Shattered Dreams will be rescheduled to a later date.
“With this grant money, we’ve been trying to build relationships,” said Ms. Van Aken. “We’ve been successful at that with the school system, with law enforcement and the community. The foundation of our success has been these three relationships, and working together.
“People recognize ASAP now,” she said. “They recognize the work we’ve been doing in the community. Before, we were working with a grant of $5,200. We were sure using that money, but it’s amazing what $125,000 can do. It’s been a game changer. Certainly, for Jeff to be able to do this work [at the CADCA National Coalition Academy] has been huge.”
With its multi-pronged approach to combating substance abuse, ASAP’s message goes beyond a simplistic “Just Say No.”
“We educate,” said Ms. Van Aken. “We educate parents and kids about drugs, about vaping, about alcohol — and about what those things can do to someone whose brain isn’t fully developed. Science says it’s sometime between 25 and 30 before your brain becomes fully developed.”
Last March, ASAP hosted a talk by Dr. Ruth Potee on the teenage brain and how it develops at the Woodbury Library. Her message, Ms.

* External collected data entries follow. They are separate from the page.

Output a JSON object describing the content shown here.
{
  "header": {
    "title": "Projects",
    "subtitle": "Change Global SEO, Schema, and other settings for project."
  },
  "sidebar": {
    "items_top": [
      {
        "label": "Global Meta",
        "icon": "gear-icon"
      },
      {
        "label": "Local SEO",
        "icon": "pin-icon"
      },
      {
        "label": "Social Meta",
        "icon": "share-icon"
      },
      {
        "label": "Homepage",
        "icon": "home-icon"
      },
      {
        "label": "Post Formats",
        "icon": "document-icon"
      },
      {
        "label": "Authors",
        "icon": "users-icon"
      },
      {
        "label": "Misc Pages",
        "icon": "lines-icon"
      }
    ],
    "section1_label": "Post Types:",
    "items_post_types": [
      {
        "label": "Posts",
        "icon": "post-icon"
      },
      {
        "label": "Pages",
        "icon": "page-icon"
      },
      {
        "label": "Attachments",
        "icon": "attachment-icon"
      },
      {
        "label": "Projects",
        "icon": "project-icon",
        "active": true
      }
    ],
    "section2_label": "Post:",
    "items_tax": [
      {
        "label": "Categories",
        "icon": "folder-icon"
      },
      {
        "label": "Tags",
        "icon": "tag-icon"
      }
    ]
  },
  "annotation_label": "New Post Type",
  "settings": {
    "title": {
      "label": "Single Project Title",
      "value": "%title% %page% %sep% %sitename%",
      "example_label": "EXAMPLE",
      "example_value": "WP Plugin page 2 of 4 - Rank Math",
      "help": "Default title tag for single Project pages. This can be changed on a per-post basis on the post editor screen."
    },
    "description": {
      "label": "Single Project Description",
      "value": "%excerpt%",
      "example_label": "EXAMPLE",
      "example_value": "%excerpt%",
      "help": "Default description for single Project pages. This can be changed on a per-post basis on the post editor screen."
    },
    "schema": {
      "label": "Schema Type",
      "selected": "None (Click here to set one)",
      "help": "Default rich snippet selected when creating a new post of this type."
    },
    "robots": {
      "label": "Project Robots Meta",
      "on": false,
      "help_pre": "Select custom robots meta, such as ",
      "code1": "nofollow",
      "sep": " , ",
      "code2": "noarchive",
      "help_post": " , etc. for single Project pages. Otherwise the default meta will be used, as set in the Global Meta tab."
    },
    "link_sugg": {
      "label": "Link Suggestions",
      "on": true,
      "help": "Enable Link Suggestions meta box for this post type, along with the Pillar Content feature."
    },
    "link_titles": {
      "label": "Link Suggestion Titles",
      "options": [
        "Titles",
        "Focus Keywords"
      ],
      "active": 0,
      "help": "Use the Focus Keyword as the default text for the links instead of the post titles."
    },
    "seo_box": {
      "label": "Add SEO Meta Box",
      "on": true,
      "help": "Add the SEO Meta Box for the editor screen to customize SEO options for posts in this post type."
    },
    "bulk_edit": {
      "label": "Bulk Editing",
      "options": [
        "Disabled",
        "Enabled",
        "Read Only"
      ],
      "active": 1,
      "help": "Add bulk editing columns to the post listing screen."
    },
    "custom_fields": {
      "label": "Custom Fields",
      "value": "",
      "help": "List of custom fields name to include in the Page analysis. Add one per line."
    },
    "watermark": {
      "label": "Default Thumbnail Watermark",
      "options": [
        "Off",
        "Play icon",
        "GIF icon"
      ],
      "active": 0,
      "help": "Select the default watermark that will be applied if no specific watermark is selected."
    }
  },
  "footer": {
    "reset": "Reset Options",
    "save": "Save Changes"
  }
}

Van Aken recalled, was that the longer you can delay drinking alcohol, smoking pot, taking drugs, the less damage you will do to your brain and the less chance it will become a full-blown addiction.
“Kids today are smart,” she said. “They’re sophisticated. They ask a lot of questions. But they’re making decisions to do things that aren’t healthy. Our stance is let’s give them the information they need, so they can understand that their decisions have consequences.
“On the parents’ side, we acknowledge that some of us smoked pot back in the day,” she said. “But the pot of today is not the pot of the 60s and 70s. Plus, they didn’t have the research on pot’s effect on brain development that we have today.”
“We educate parents so they can have honest conversations and share information around the kitchen table,” said Mr. McKenna. “Because kids do listen.”